CHR Metz-Thionville : catastrophe aux Urgences

04 Janvier 2023

Depuis trois semaines, les activités non urgentes étaient déjà déprogrammées au sein du CHR de Metz-Thionville, qui regroupe les hôpitaux des deux villes de Metz et Thionville, distants de 41 kilomètres. Cependant, la tension est montée d’un cran vendredi 30 décembre.

Ce jour-là, 55 des 59 employés du service des Urgences de l’hôpital Bel-Air de Thionville étaient en congé maladie, complètement à bout, mis en arrêt y compris par des médecins du service d’urgence.

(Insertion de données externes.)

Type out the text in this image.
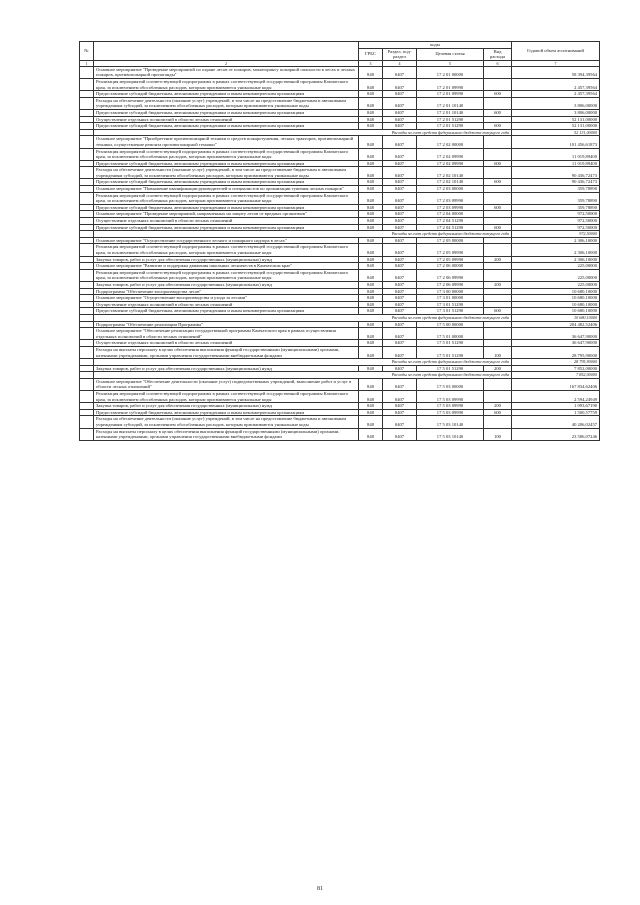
№		коды				Годовой объем ассигнований
		ГРБС	Раздел, под-раздел	Целевая статья	Вид расхода	
1	2	3	4	5	6	7
	Основное мероприятие "Проведение мероприятий по охране лесов от пожаров, мониторингу пожарной опасности в лесах и лесных пожаров, противопожарной пропаганды"	848	0407	17 2 01 00000		58 394,39564
	Реализация мероприятий соответствующей подпрограммы в рамках соответствующей государственной программы Камчатского края, за исключением обособленных расходов, которым присваиваются уникальные коды	848	0407	17 2 01 09990		2 457,39564
	Предоставление субсидий бюджетным, автономным учреждениям и иным некоммерческим организациям	848	0407	17 2 01 09990	600	2 457,39564
	Расходы на обеспечение деятельности (оказание услуг) учреждений, в том числе на предоставление бюджетным и автономным учреждениям субсидий, за исключением обособленных расходов, которым присваиваются уникальные коды	848	0407	17 2 01 10140		3 806,00000
	Предоставление субсидий бюджетным, автономным учреждениям и иным некоммерческим организациям	848	0407	17 2 01 10140	600	3 806,00000
	Осуществление отдельных полномочий в области лесных отношений	848	0407	17 2 01 51290		52 131,00000
	Предоставление субсидий бюджетным, автономным учреждениям и иным некоммерческим организациям	848	0407	17 2 01 51290	600	52 131,00000
	Расходы за счет средств федерального бюджета текущего года					52 131,00000
	Основное мероприятие "Приобретение противопожарной техники и средств пожаротушения, лесных тракторов, противопожарной техники, осуществление ремонта противопожарной техники"	848	0407	17 2 02 00000		101 456,61873
	Реализация мероприятий соответствующей подпрограммы в рамках соответствующей государственной программы Камчатского края, за исключением обособленных расходов, которым присваиваются уникальные коды	848	0407	17 2 02 09990		11 019,89400
	Предоставление субсидий бюджетным, автономным учреждениям и иным некоммерческим организациям	848	0407	17 2 02 09990	600	11 019,89400
	Расходы на обеспечение деятельности (оказание услуг) учреждений, в том числе на предоставление бюджетным и автономным учреждениям субсидий, за исключением обособленных расходов, которым присваиваются уникальные коды	848	0407	17 2 02 10140		90 436,72473
	Предоставление субсидий бюджетным, автономным учреждениям и иным некоммерческим организациям	848	0407	17 2 02 10140	600	90 436,72473
	Основное мероприятие "Повышение квалификации руководителей и специалистов по организации тушения лесных пожаров"	848	0407	17 2 03 00000		359,78890
	Реализация мероприятий соответствующей подпрограммы в рамках соответствующей государственной программы Камчатского края, за исключением обособленных расходов, которым присваиваются уникальные коды	848	0407	17 2 03 09990		359,78890
	Предоставление субсидий бюджетным, автономным учреждениям и иным некоммерческим организациям	848	0407	17 2 03 09990	600	359,78890
	Основное мероприятие "Проведение мероприятий, направленных на защиту лесов от вредных организмов"	848	0407	17 2 04 00000		972,50000
	Осуществление отдельных полномочий в области лесных отношений	848	0407	17 2 04 51290		972,50000
	Предоставление субсидий бюджетным, автономным учреждениям и иным некоммерческим организациям	848	0407	17 2 04 51290	600	972,50000
	Расходы за счет средств федерального бюджета текущего года					972,50000
	Основное мероприятие "Осуществление государственного лесного и пожарного надзора в лесах"	848	0407	17 2 05 00000		2 306,10000
	Реализация мероприятий соответствующей подпрограммы в рамках соответствующей государственной программы Камчатского края, за исключением обособленных расходов, которым присваиваются уникальные коды	848	0407	17 2 05 09990		2 306,10000
	Закупка товаров, работ и услуг для обеспечения государственных (муниципальных) нужд	848	0407	17 2 05 09990	200	2 306,10000
	Основное мероприятие "Развитие и поддержка движения школьных лесничеств в Камчатском крае"	848	0407	17 2 06 00000		225,00000
	Реализация мероприятий соответствующей подпрограммы в рамках соответствующей государственной программы Камчатского края, за исключением обособленных расходов, которым присваиваются уникальные коды	848	0407	17 2 06 09990		225,00000
	Закупка товаров, работ и услуг для обеспечения государственных (муниципальных) нужд	848	0407	17 2 06 09990	200	225,00000
	Подпрограмма "Обеспечение воспроизводства лесов"	848	0407	17 3 00 00000		10 680,10000
	Основное мероприятие "Осуществление воспроизводства и ухода за лесами"	848	0407	17 3 01 00000		10 680,10000
	Осуществление отдельных полномочий в области лесных отношений	848	0407	17 3 01 51290		10 680,10000
	Предоставление субсидий бюджетным, автономным учреждениям и иным некоммерческим организациям	848	0407	17 3 01 51290	600	10 680,10000
	Расходы за счет средств федерального бюджета текущего года					10 680,10000
	Подпрограмма "Обеспечение реализации Программы"	848	0407	17 5 00 00000		204 482,52406
	Основное мероприятие "Обеспечение реализации государственной программы Камчатского края в рамках осуществления отдельных полномочий в области лесных отношений"	848	0407	17 5 01 00000		36 647,90000
	Осуществление отдельных полномочий в области лесных отношений	848	0407	17 5 01 51290		36 647,90000
	Расходы на выплаты персоналу в целях обеспечения выполнения функций государственными (муниципальными) органами, казенными учреждениями, органами управления государственными внебюджетными фондами	848	0407	17 5 01 51290	100	28 795,90000
	Расходы за счет средств федерального бюджета текущего года					28 795,90000
	Закупка товаров, работ и услуг для обеспечения государственных (муниципальных) нужд	848	0407	17 5 01 51290	200	7 852,00000
	Расходы за счет средств федерального бюджета текущего года					7 852,00000
	Основное мероприятие "Обеспечение деятельности (оказание услуг) подведомственных учреждений, выполнение работ и услуг в области лесных отношений"	848	0407	17 5 03 00000		167 834,62406
	Реализация мероприятий соответствующей подпрограммы в рамках соответствующей государственной программы Камчатского края, за исключением обособленных расходов, которым присваиваются уникальные коды	848	0407	17 5 03 09990		2 594,24949
	Закупка товаров, работ и услуг для обеспечения государственных (муниципальных) нужд	848	0407	17 5 03 09990	200	1 093,67190
	Предоставление субсидий бюджетным, автономным учреждениям и иным некоммерческим организациям	848	0407	17 5 03 09990	600	1 500,57759
	Расходы на обеспечение деятельности (оказание услуг) учреждений, в том числе на предоставление бюджетным и автономным учреждениям субсидий, за исключением обособленных расходов, которым присваиваются уникальные коды	848	0407	17 5 03 10140		40 206,02457
	Расходы на выплаты персоналу в целях обеспечения выполнения функций государственными (муниципальными) органами, казенными учреждениями, органами управления государственными внебюджетными фондами	848	0407	17 5 03 10140	100	23 586,07246
81
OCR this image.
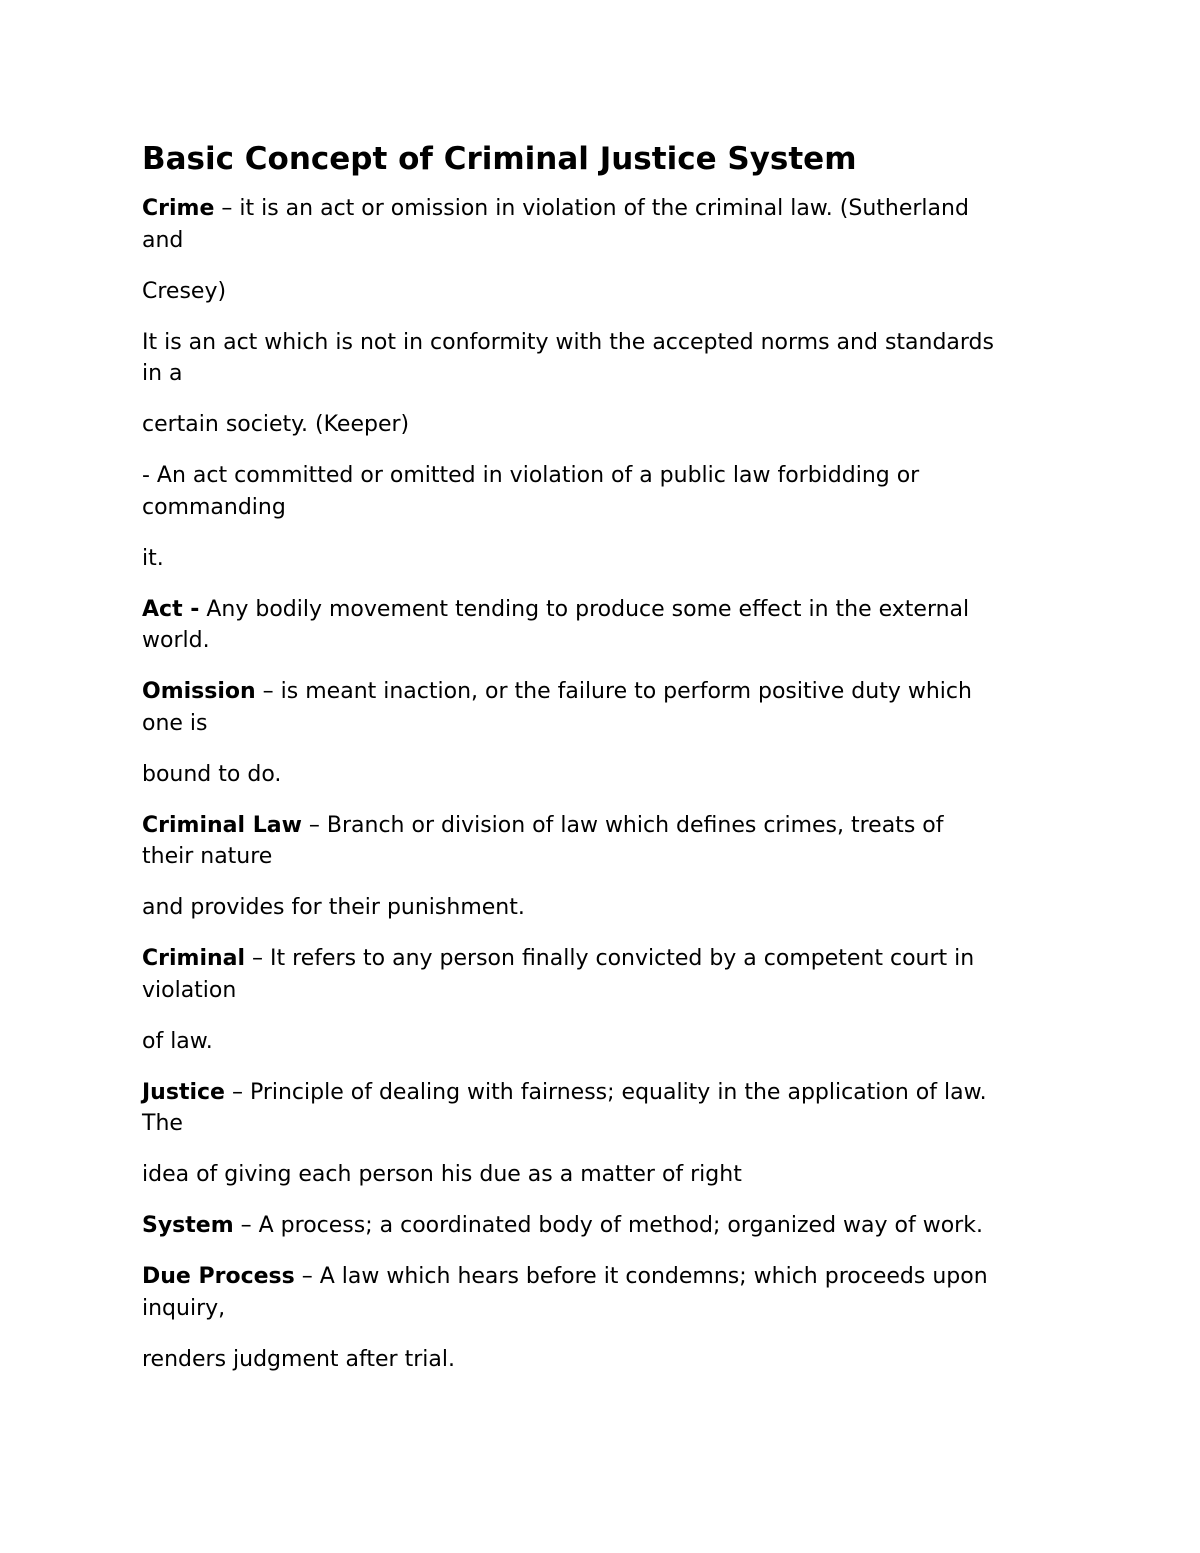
Basic Concept of Criminal Justice System
Crime – it is an act or omission in violation of the criminal law. (Sutherland
and
Cresey)
It is an act which is not in conformity with the accepted norms and standards
in a
certain society. (Keeper)
- An act committed or omitted in violation of a public law forbidding or
commanding
it.
Act - Any bodily movement tending to produce some effect in the external
world.
Omission – is meant inaction, or the failure to perform positive duty which
one is
bound to do.
Criminal Law – Branch or division of law which defines crimes, treats of
their nature
and provides for their punishment.
Criminal – It refers to any person finally convicted by a competent court in
violation
of law.
Justice – Principle of dealing with fairness; equality in the application of law.
The
idea of giving each person his due as a matter of right
System – A process; a coordinated body of method; organized way of work.
Due Process – A law which hears before it condemns; which proceeds upon
inquiry,
renders judgment after trial.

Le lendemain 31 décem­bre, le plan Blanc a été déclenché sur le CHR, le service des Urgences de Thionville fermé jusqu’au 6 janvier, seul restant possible l’appel au 15. Ce service, qui disposait de douze box d’accueil, enregistrait plus de 100 passages par jour, et le CHR manquait de lits et de personnel pour hospitaliser les patients après leur accueil. Les patients restaient sur des brancards dans le couloir et une nuit, plus aucun brancard n’étant disponible, une dame a dû s’allonger par terre. Des patients étaient contraints d’attendre non pas des heures mais des dizaines d’heures, avec un personnel complètement débordé, dans une situation qui n’était plus tenable. Quant à l’hôpital de Metz, des tentes utilisées dans les situations de catastrophe ont été installées pour faire le tri des patients à l’entrée du service d’urgence.

C’est une situation que le ministre de la Santé, François Braun, connaît bien : avant d’être nommé ministre, il dirigeait les Urgences de ce CHR. Mais voilà : il manque du personnel et la situation ne fait que s’aggraver depuis des années.

En Moselle, la pénurie d’infirmières est encore aggravée par la proximité du Luxembourg où certaines préfèrent aller travailler car elles y sont payées le double que dans les hôpitaux français. Mais il ne manque pas que des infirmières ! Il manque des brancardiers, des aides soignantes, etc., et les hôpitaux n’en embauchent pas assez.

La situation n’est pas nouvelle. Déjà l’été dernier, faute de pouvoir accueillir les patients, les urgences avaient été fermées. Le remède : serait d’embaucher, de former, d’augmenter les salaires, de cesser de supprimer des lits d’hôpitaux… ce n’est pas l’ordonnance que s’apprête à rédiger le ministre Braun.